New Catalog Brings NASA Software Down to Earth - ademarre
http://www.nasa.gov/press/2014/april/new-catalog-brings-nasa-software-down-to-earth

======
mindcrime
Well... on the plus side, there _is_ some good stuff here, and a few "good
things" that are Open Source.

But I have to say, I'm largely underwhelmed. _Not_ mind you, by the software
itself. But by the fact that the vast majority of this stuff appears under the
category of "Government Purpose Release", which, if I'm interpreting this
correctly, means you can only use it in service of the US government. And
another chunk is "US release only" which pretty much sucks, because it's still
not open source, and a restriction like that makes the software fairly
useless.

For those of us in the US (and erg, whose tax dollars funded this stuff) it's
pretty disappointing to me, to see how much of their software is still locked
down and inaccessible.
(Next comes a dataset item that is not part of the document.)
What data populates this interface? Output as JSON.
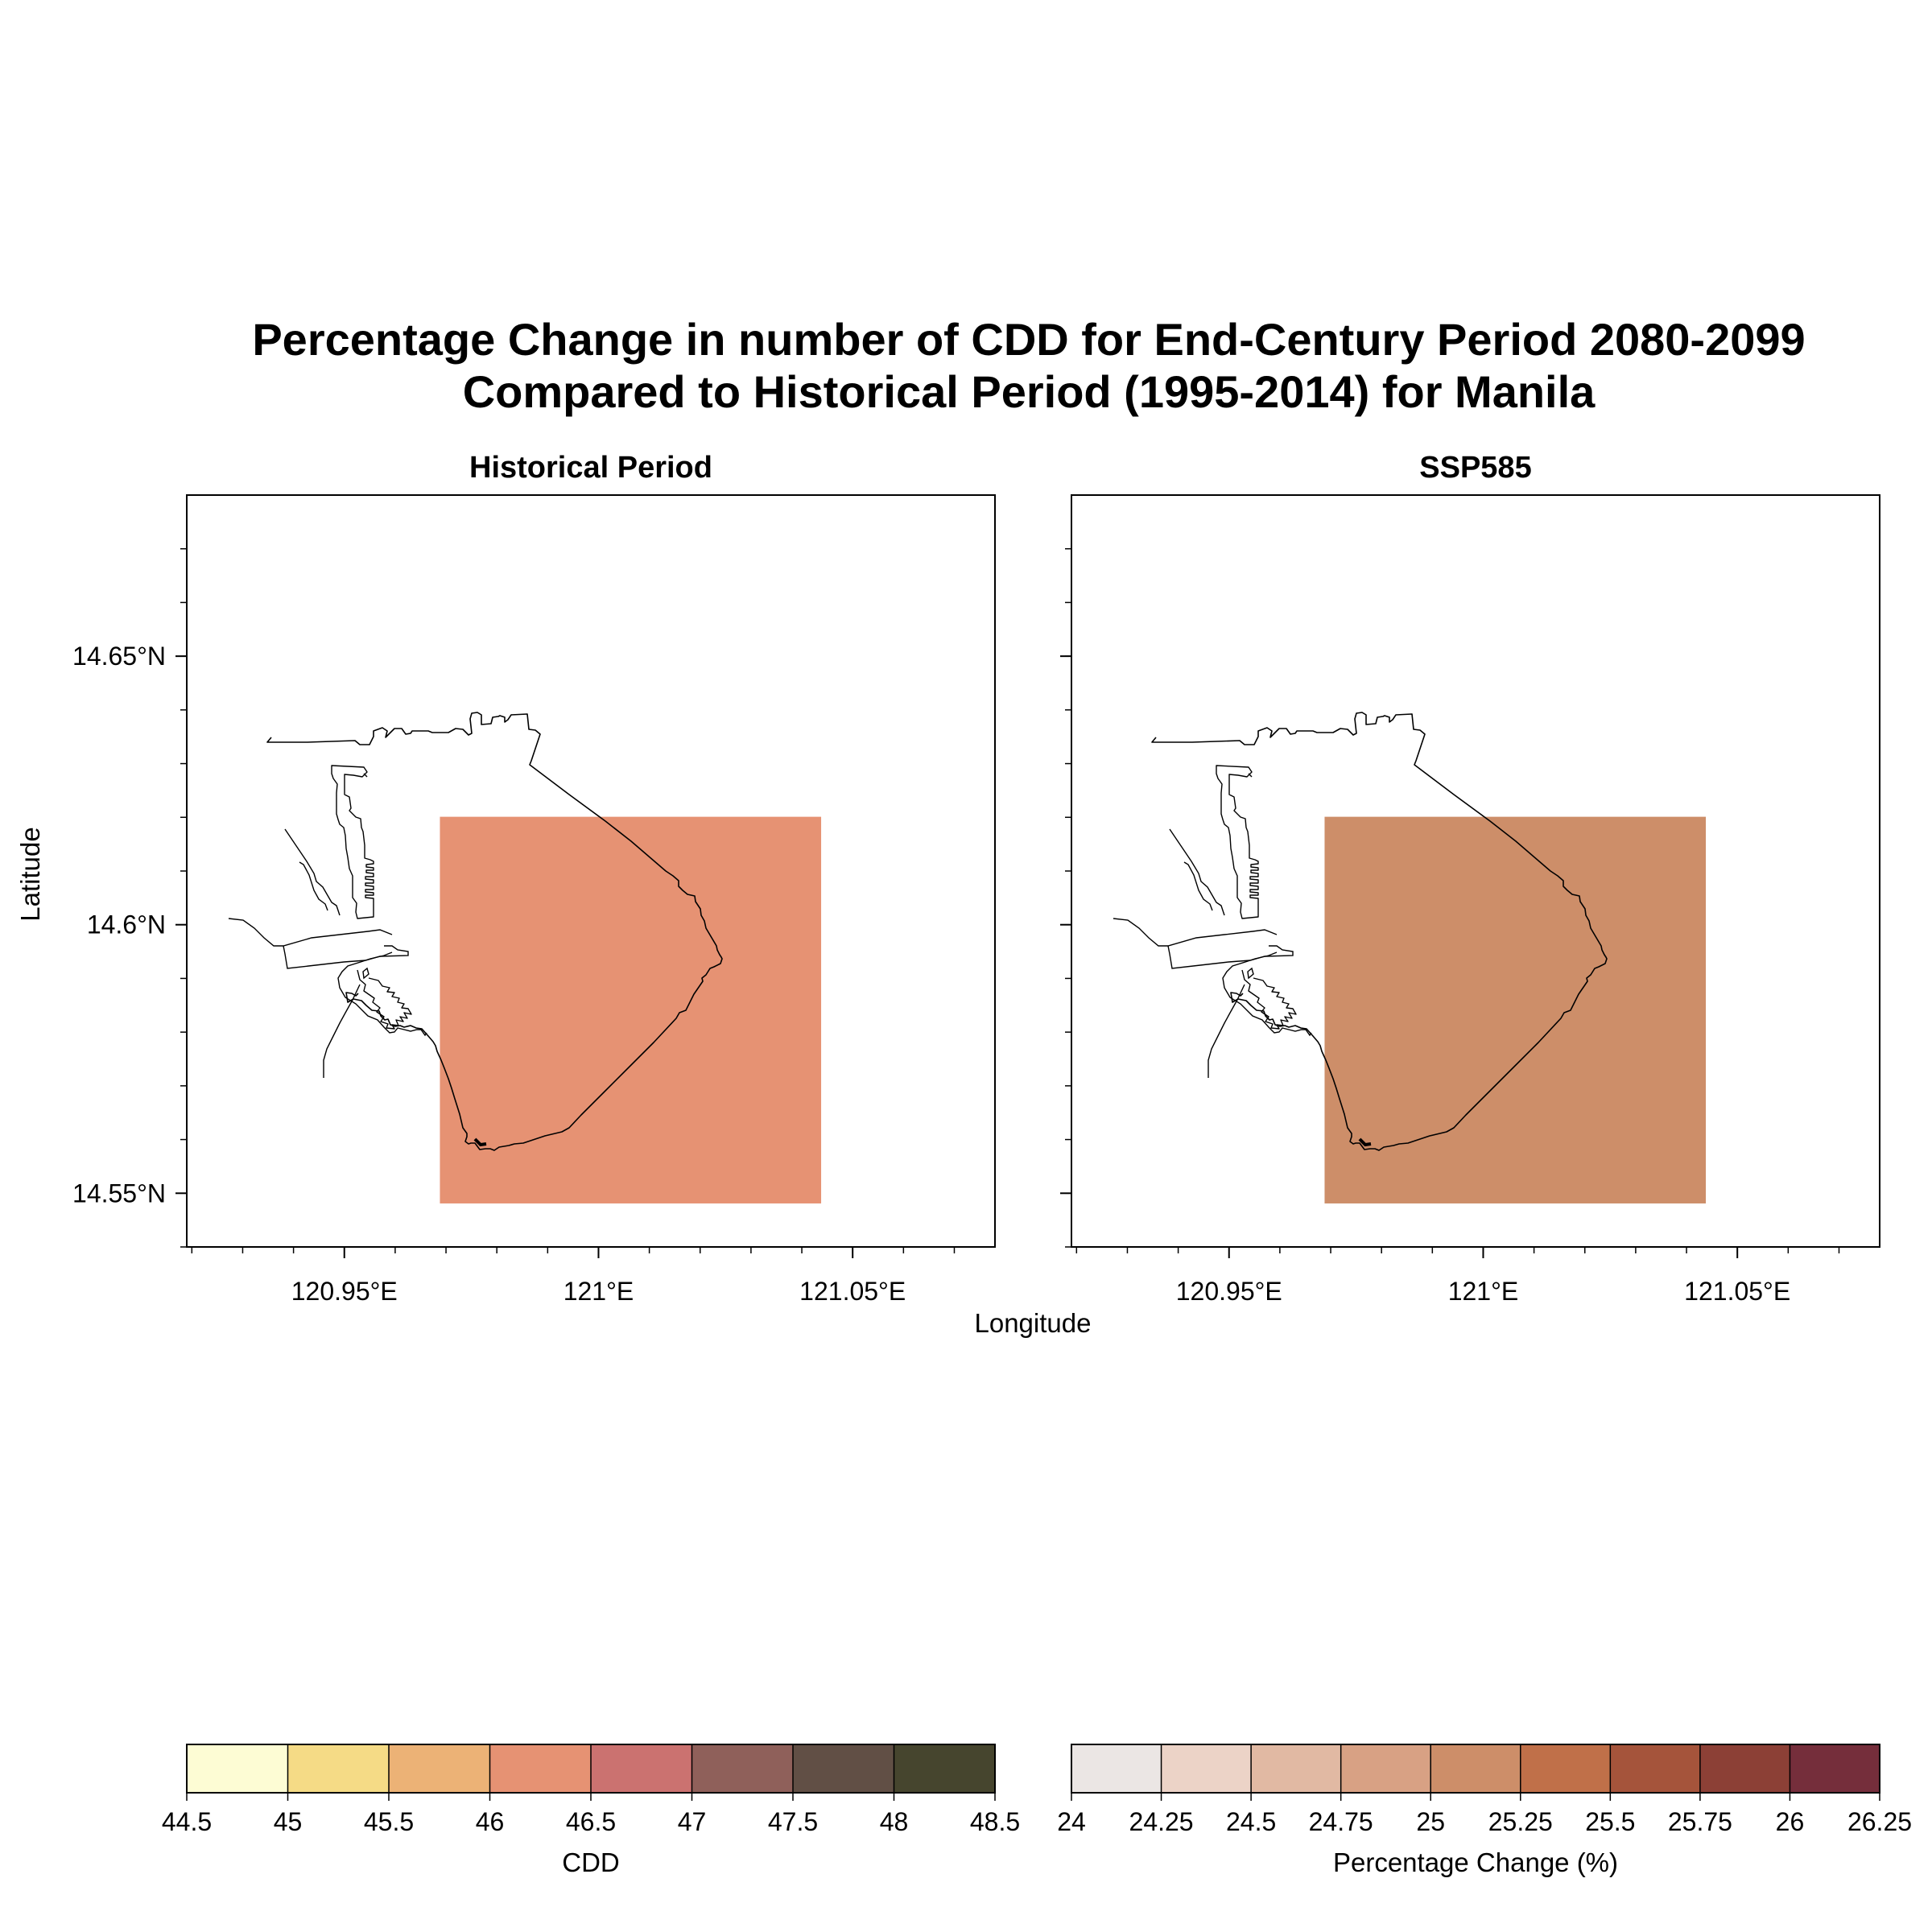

I mean, putting it in a nice pretty catalog is nice and
all, but why tease me with something I can't get my hands on, hack on, use,
and redistribute?

I also don't understand doing an actual _catalog_ as a PDF, as opposed to a
web-based, searchable catalog where you can search by keyword, license, etc.

Oh well, Growler looks kinda cool, and I wouldn't have known about that
otherwise.
[http://people.nas.nasa.gov/~bgreen/growler/](http://people.nas.nasa.gov/~bgreen/growler/)